Redpoint Venturesのマネージング・ディレクターのトマシュ・トゥングズ(Tomasz Tunguz)は、「半年前は、どの企業もできるだけ早く成長しようとしていたが、現在では、採用も投資も控えめにしている」と語る。

雇用の凍結やレイオフは、新興企業がランウェイ(キャッシュ不足に陥るまでの残存期間)を延長するための一般的な方法だ。トゥングズによると、最も強力なファンダメンタルズを持つ企業でさえ、少なくとも12カ月のランウェイを持つようにしているという。

Streamlined Venturesの創設者のウラス・ナイク(Ullas Naik)は、投資先企業に対して、雇用の減速と資金調達の組み合わせによって、ランウェイを18カ月に伸ばすように勧めている。彼は以前は、投資先の5%にデットファイナンス(借り入れ)を勧めていたが、今では10%から15%の企業にこの手法を勧めているという。

一方、フォーブスの取材に応じた投資家の多くは、ベンチャーキャピタルの落ち込みは当分続くとしながらも、アーリーステージの企業に今後3〜6カ月の間に雇用を回復させるチャンスがあると考えている。

「私は、すべての投資先企業に、彼らより大きな会社から人材を引き抜くことを勧めている」とナイクは話す。テック企業の社員の多くは、給与の一部をストックオプションとして付与されるが、彼らは株価の値下がりに直面している。

競合を買収するチャンス


「今から3カ月から6カ月もすれば、そのような人材を引き抜く機会が来るだろう。
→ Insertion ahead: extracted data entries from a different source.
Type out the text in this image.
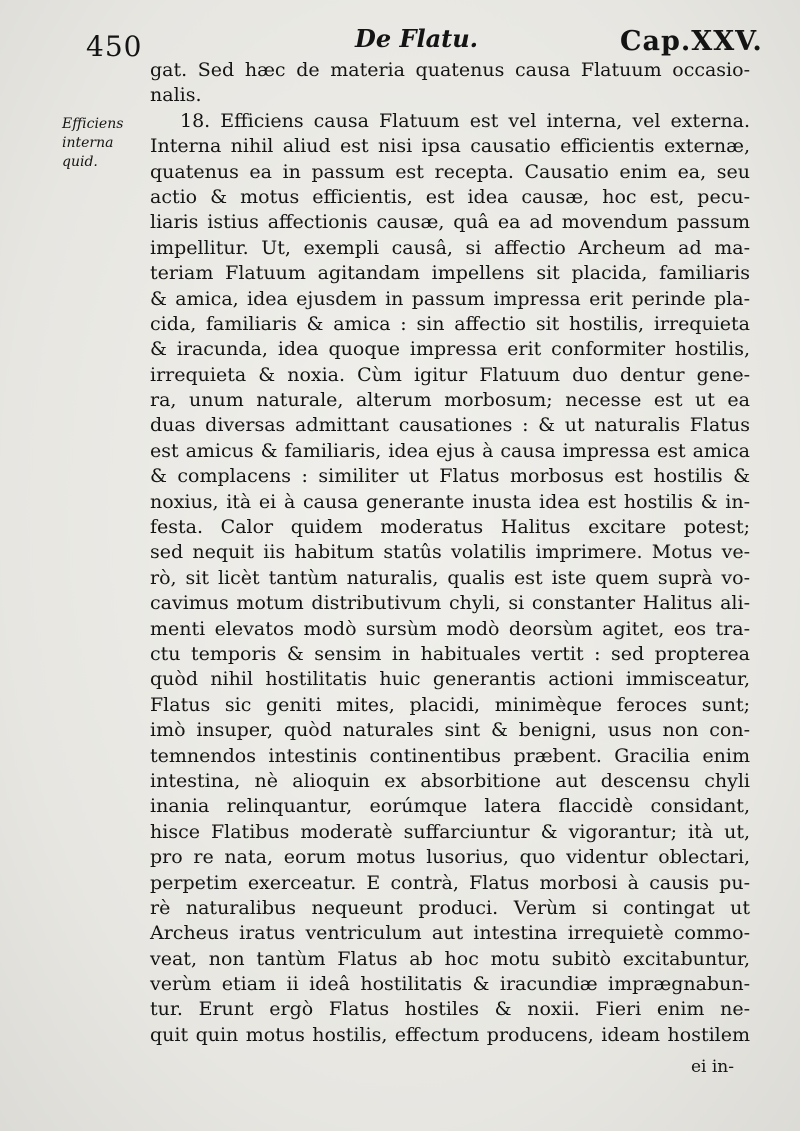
450	De Flatu.	Cap.XXV.
Efficiens
interna
quid.
gat. Sed hæc de materia quatenus causa Flatuum occasio-
nalis.
18. Efficiens causa Flatuum est vel interna, vel externa.
Interna nihil aliud est nisi ipsa causatio efficientis externæ,
quatenus ea in passum est recepta. Causatio enim ea, seu
actio & motus efficientis, est idea causæ, hoc est, pecu-
liaris istius affectionis causæ, quâ ea ad movendum passum
impellitur. Ut, exempli causâ, si affectio Archeum ad ma-
teriam Flatuum agitandam impellens sit placida, familiaris
& amica, idea ejusdem in passum impressa erit perinde pla-
cida, familiaris & amica : sin affectio sit hostilis, irrequieta
& iracunda, idea quoque impressa erit conformiter hostilis,
irrequieta & noxia. Cùm igitur Flatuum duo dentur gene-
ra, unum naturale, alterum morbosum; necesse est ut ea
duas diversas admittant causationes : & ut naturalis Flatus
est amicus & familiaris, idea ejus à causa impressa est amica
& complacens : similiter ut Flatus morbosus est hostilis &
noxius, ità ei à causa generante inusta idea est hostilis & in-
festa. Calor quidem moderatus Halitus excitare potest;
sed nequit iis habitum statûs volatilis imprimere. Motus ve-
rò, sit licèt tantùm naturalis, qualis est iste quem suprà vo-
cavimus motum distributivum chyli, si constanter Halitus ali-
menti elevatos modò sursùm modò deorsùm agitet, eos tra-
ctu temporis & sensim in habituales vertit : sed propterea
quòd nihil hostilitatis huic generantis actioni immisceatur,
Flatus sic geniti mites, placidi, minimèque feroces sunt;
imò insuper, quòd naturales sint & benigni, usus non con-
temnendos intestinis continentibus præbent. Gracilia enim
intestina, nè alioquin ex absorbitione aut descensu chyli
inania relinquantur, eorúmque latera flaccidè considant,
hisce Flatibus moderatè suffarciuntur & vigorantur; ità ut,
pro re nata, eorum motus lusorius, quo videntur oblectari,
perpetim exerceatur. E contrà, Flatus morbosi à causis pu-
rè naturalibus nequeunt produci. Verùm si contingat ut
Archeus iratus ventriculum aut intestina irrequietè commo-
veat, non tantùm Flatus ab hoc motu subitò excitabuntur,
verùm etiam ii ideâ hostilitatis & iracundiæ imprægnabun-
tur. Erunt ergò Flatus hostiles & noxii. Fieri enim ne-
quit quin motus hostilis, effectum producens, ideam hostilem
ei in-
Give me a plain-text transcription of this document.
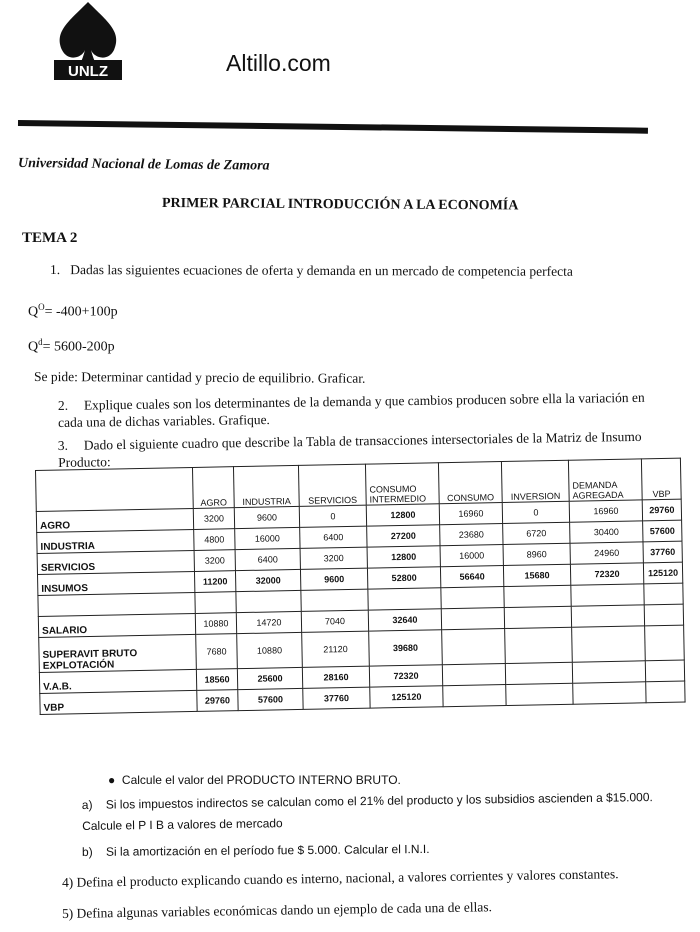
UNLZ	Altillo.com
Universidad Nacional de Lomas de Zamora
PRIMER PARCIAL INTRODUCCIÓN A LA ECONOMÍA
TEMA 2
1. Dadas las siguientes ecuaciones de oferta y demanda en un mercado de competencia perfecta
$Q^O= -400+100p$
$Q^d= 5600-200p$
Se pide: Determinar cantidad y precio de equilibrio. Graficar.
2. Explique cuales son los determinantes de la demanda y que cambios producen sobre ella la variación en cada una de dichas variables. Grafique.
3. Dado el siguiente cuadro que describe la Tabla de transacciones intersectoriales de la Matriz de Insumo Producto:
	AGRO	INDUSTRIA	SERVICIOS	CONSUMO INTERMEDIO	CONSUMO	INVERSION	DEMANDA AGREGADA	VBP
AGRO	3200	9600	0	12800	16960	0	16960	29760
INDUSTRIA	4800	16000	6400	27200	23680	6720	30400	57600
SERVICIOS	3200	6400	3200	12800	16000	8960	24960	37760
INSUMOS	11200	32000	9600	52800	56640	15680	72320	125120

SALARIO	10880	14720	7040	32640				
SUPERAVIT BRUTO EXPLOTACIÓN	7680	10880	21120	39680				
V.A.B.	18560	25600	28160	72320				
VBP	29760	57600	37760	125120				
● Calcule el valor del PRODUCTO INTERNO BRUTO.
a) Si los impuestos indirectos se calculan como el 21% del producto y los subsidios ascienden a $15.000. Calcule el P I B a valores de mercado
b) Si la amortización en el período fue $ 5.000. Calcular el I.N.I.
4) Defina el producto explicando cuando es interno, nacional, a valores corrientes y valores constantes.
5) Defina algunas variables económicas dando un ejemplo de cada una de ellas.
アーリーステージの企業の創業者は、駄菓子屋に迷い込んだ子供のような気分になるはずだ」とナイクは述べた。

Battery Venturesのタッカーは、さらに踏み込んだ見立てとして、市場が干上がる前に多くの資金を調達した企業には、買収によって安価に人員を増やす機会があると予測している。「手元の資金は、企業にとって大きな強みになる。彼らは大幅なディスカウント価格で競合を買収することが可能だ」

一方で、ナイクのStreamlined Venturesは、少なくとも今後2〜3カ月は新しい企業への投資を控えるという。「新しい投資をする代わりに、既存のポートフォリオの点検を行い、より強いポジションでこの状況から抜け出せるよう準備を進めていく」と彼は語った。